Sur l’article 700 du code de procédure civile
L’article 700 du code de procédure civile dispose que dans toutes les instances, le juge condamne la partie tenue aux dépens ou la partie perdante à payer à l’autre partie la somme qu’il détermine au titre des frais exposés et non compris dans les dépens.
Le juge tient compte de l’équité ou de la situation économique de la partie condamnée. Il peut même d’office, pour des raisons tirées des mêmes considérations, dire qu’il n’y a lieu à condamnation.
En l’espèce, Monsieur [Y] [F] sera condamné à payer à la Caisse Régionale de Crédit Agricole Mutuel Centre France la somme de 500 € au titre de l’article 700 du code de procédure civile.

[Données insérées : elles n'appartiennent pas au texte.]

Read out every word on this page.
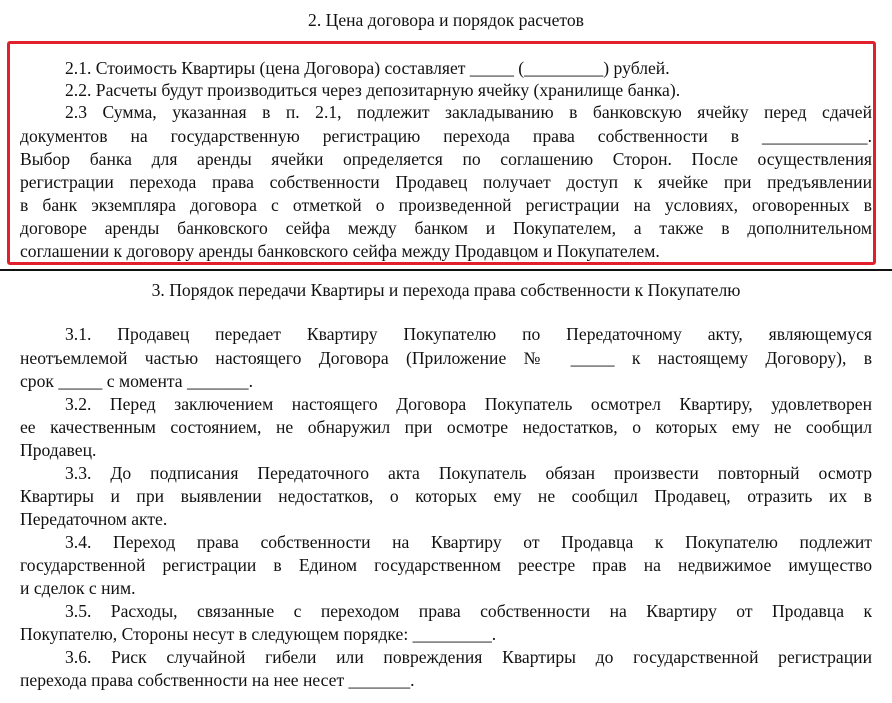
2. Цена договора и порядок расчетов
2.1. Стоимость Квартиры (цена Договора) составляет _____ (_________) рублей.
2.2. Расчеты будут производиться через депозитарную ячейку (хранилище банка).
2.3 Сумма, указанная в п. 2.1, подлежит закладыванию в банковскую ячейку перед сдачей
документов на государственную регистрацию перехода права собственности в ____________.
Выбор банка для аренды ячейки определяется по соглашению Сторон. После осуществления
регистрации перехода права собственности Продавец получает доступ к ячейке при предъявлении
в банк экземпляра договора с отметкой о произведенной регистрации на условиях, оговоренных в
договоре аренды банковского сейфа между банком и Покупателем, а также в дополнительном
соглашении к договору аренды банковского сейфа между Продавцом и Покупателем.
3. Порядок передачи Квартиры и перехода права собственности к Покупателю
3.1. Продавец передает Квартиру Покупателю по Передаточному акту, являющемуся
неотъемлемой частью настоящего Договора (Приложение № _____ к настоящему Договору), в
срок _____ с момента _______.
3.2. Перед заключением настоящего Договора Покупатель осмотрел Квартиру, удовлетворен
ее качественным состоянием, не обнаружил при осмотре недостатков, о которых ему не сообщил
Продавец.
3.3. До подписания Передаточного акта Покупатель обязан произвести повторный осмотр
Квартиры и при выявлении недостатков, о которых ему не сообщил Продавец, отразить их в
Передаточном акте.
3.4. Переход права собственности на Квартиру от Продавца к Покупателю подлежит
государственной регистрации в Едином государственном реестре прав на недвижимое имущество
и сделок с ним.
3.5. Расходы, связанные с переходом права собственности на Квартиру от Продавца к
Покупателю, Стороны несут в следующем порядке: _________.
3.6. Риск случайной гибели или повреждения Квартиры до государственной регистрации
перехода права собственности на нее несет _______.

Sur l’exécution provisoire
Aux termes de l’article 514 du Code de procédure civile, les décisions de première instance sont de droit exécutoires à titre provisoire à moins que la loi ou la décision rendue n’en dispose autrement.
L’article 514-1 du même Code précise que le juge peut écarter l’exécution provisoire de droit, en tout ou partie, s’il estime qu’elle est incompatible avec la nature de l’affaire. Il statue, d’office ou à la demande d’une partie, par décision spécialement motivée.
En l’espèce, aucune circonstance ne justifie que ces dispositions soient écartées. Elles seront rappelées dans le dispositif de la décision, conformément à la demande présentée par la [Adresse 3].
PAR CES MOTIFS
Le Tribunal, statuant publiquement par mise à disposition au greffe, par jugement rendu contradictoirement, en premier ressort ;
DIT ne pas avoir lieu de statuer sur le recouvrement des soldes débiteurs des comptes bancaires ;
CONDAMNE Monsieur [Y] [F] à payer à la Caisse Régionale de Crédit Agricole Mutuel Centre France la somme de 14.941,77 euros au titre des échéances non réglées du prêt souscrit le 6 mars 20219, outre intérêts au taux contractuel de retard de 4,20 % à compter du 25 mars 2024 ;
AUTORISE le paiement de cette somme, à compter de la signification du présent jugement, selon un échéancier de 23 mensualités d’un montant de 150 € par mois outre une 24 ième mensualité correspondant au solde des sommes dues ;
RAPPELLE que pendant ce délai de deux ans aucune majoration d’intérêts ou pénalité de retard ne sont encourues par Monsieur [Y] [F] ;
CONDAMNE Monsieur [Y] [F] à payer à la [Adresse 3] la somme d’un euro au titre de l’indemnitaire forfaitaire contractualisée ;
CONDAMNE Monsieur [Y] [F] aux dépens ;
CONDAMNE Monsieur [Y] [F] à payer à la Caisse Régionale de Crédit Agricole Mutuel Centre France la somme de 1.000 euros sur le fondement de l’article 700 du code de procédure civile ;
RAPPELLE que l’exécution provisoire de la présente décision est de droit.
Ainsi fait et jugé les jour, mois et an susdits la présente décision a été signée par la présidente et sa greffière.